Conseil 202307817 Séance du 25/01/2024
La Commission d'accès aux documents administratifs a examiné lors de sa séance du 25 janvier 2024 votre demande de conseil relative au caractère communicable au fils d'une patiente décédée du dossier médical de sa mère, dans le but de faire valoir ses droits, compte tenu du fait que dans le dossier médical de la patiente décédée est mentionné que celle-ci a exprimé son refus à ce que ses enfants soient prévenus de ses hospitalisations et à ce que ses enfants obtiennent des nouvelles sur son état de santé, refus exprimés au cours de différentes hospitalisations par différents professionnels de santé (médecin, infirmière diplômée d'état) et tracés dans différents supports (compte rendu médical d’hospitalisation, observations médicales,
transmissions infirmières), à savoir :
1) « la demande de la patiente à ce que les professionnels de santé ne doivent pas prévenir ses enfants, ni leur donner de ses nouvelles, vaut‐elle volonté exprimée par la personne avant son décès à ne pas communiquer son dossier médical à ses enfants ? » ;
2) « le fait que le refus de la patiente n’ait pas été recueilli par écrit et signé, mais recueilli et tracé par différents professionnels de santé, est‐il suffisant pour que son refus ne soit pas opposable ? ».
La commission vous rappelle que les documents comportant des informations à caractère médical concernant une personne décédée sont communicables, en application des dispositions combinées des articles L1110-4 et L1111-7 du code de la santé publique, à ses ayants droit, son concubin ou son partenaire lié par un pacte civil de solidarité sous réserve que cette demande se réfère à l'un des trois motifs prévus à l'article L1110-4 – à savoir connaître les causes du décès, faire valoir leurs droits ou défendre la mémoire du défunt, dans la mesure strictement nécessaire au regard du ou des objectifs poursuivis – et à condition que le patient ne s'y soit pas opposé de son vivant.
La jurisprudence a précisé qu'en cas de litige sur ce point, lorsqu'une telle volonté n'a pas été clairement exprimée par écrit, il revient à chaque partie d'apporter les éléments de preuve circonstanciés dont elle dispose afin de permettre au juge de former sa conviction pour déterminer si la personne concernée, avant son décès, avait exprimé de façon claire et non équivoque sa volonté libre et éclairée de s'opposer à la communication à ses ayants droit des informations visées à l'article L1110-4 du code de la santé publique (CE, 21 septembre 2020, n° 427435, aux Tables).
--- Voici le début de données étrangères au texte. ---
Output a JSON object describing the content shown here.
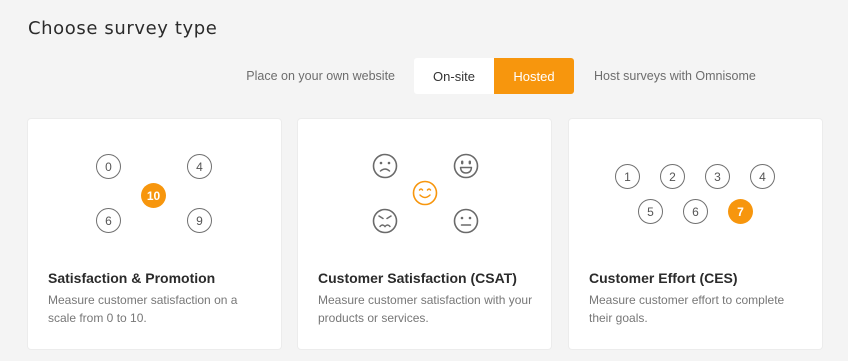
{
  "page": {
    "title": "Choose survey type"
  },
  "toggle": {
    "left_label": "Place on your own website",
    "options": [
      "On-site",
      "Hosted"
    ],
    "selected": "Hosted",
    "right_label": "Host surveys with Omnisome",
    "accent_color": "#f7960d"
  },
  "cards": [
    {
      "title": "Satisfaction & Promotion",
      "description": "Measure customer satisfaction on a scale from 0 to 10.",
      "scale": [
        "0",
        "4",
        "10",
        "6",
        "9"
      ],
      "selected": "10"
    },
    {
      "title": "Customer Satisfaction (CSAT)",
      "description": "Measure customer satisfaction with your products or services.",
      "faces": [
        "sad-face-icon",
        "happy-face-icon",
        "smile-face-icon",
        "angry-face-icon",
        "neutral-face-icon"
      ],
      "selected": "smile-face-icon"
    },
    {
      "title": "Customer Effort (CES)",
      "description": "Measure customer effort to complete their goals.",
      "scale": [
        "1",
        "2",
        "3",
        "4",
        "5",
        "6",
        "7"
      ],
      "selected": "7"
    }
  ]
}
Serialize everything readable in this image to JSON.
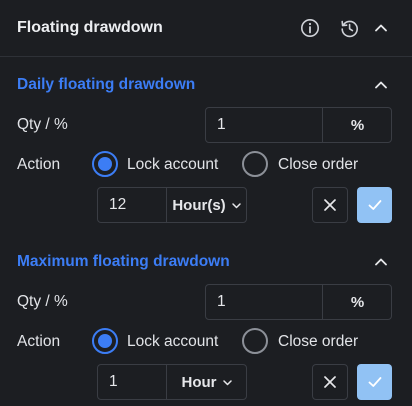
{
  "panel": {
    "title": "Floating drawdown",
    "icons": [
      "info-icon",
      "history-icon",
      "chevron-up-icon"
    ]
  },
  "colors": {
    "accent": "#3c7df5",
    "confirm_button": "#91c2f4",
    "background": "#1c1e22"
  },
  "sections": [
    {
      "title": "Daily floating drawdown",
      "qty_label": "Qty / %",
      "qty_value": "1",
      "qty_unit": "%",
      "action_label": "Action",
      "options": [
        "Lock account",
        "Close order"
      ],
      "selected_option": "Lock account",
      "duration_value": "12",
      "duration_unit": "Hour(s)"
    },
    {
      "title": "Maximum floating drawdown",
      "qty_label": "Qty / %",
      "qty_value": "1",
      "qty_unit": "%",
      "action_label": "Action",
      "options": [
        "Lock account",
        "Close order"
      ],
      "selected_option": "Lock account",
      "duration_value": "1",
      "duration_unit": "Hour"
    }
  ]
}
Au cas présent, la commission comprend que, si la personne décédée n'a pas clairement exprimé par écrit son refus que ses enfants aient accès à des informations relatives à sa situation médicale avant son décès, vos services disposent néanmoins de documents au sein desquels les personnels de santé ont rendu compte de ce que cette personne refusait, de son vivant, que ses enfants soient prévenus de ses hospitalisations et obtiennent des nouvelles sur son état de santé.
La commission considère que de tels documents, dont elle n'a pas pu prendre connaissance, peuvent constituer des éléments de preuve circonstanciés de nature à attester de la volonté de la défunte de s'opposer à la communication à ses ayants droit d'informations relatives à sa situation médicale, y compris après son décès. Il appartiendra aux enfants de la défunte de faire valoir les éléments en sens contraire dont ils pourraient disposer.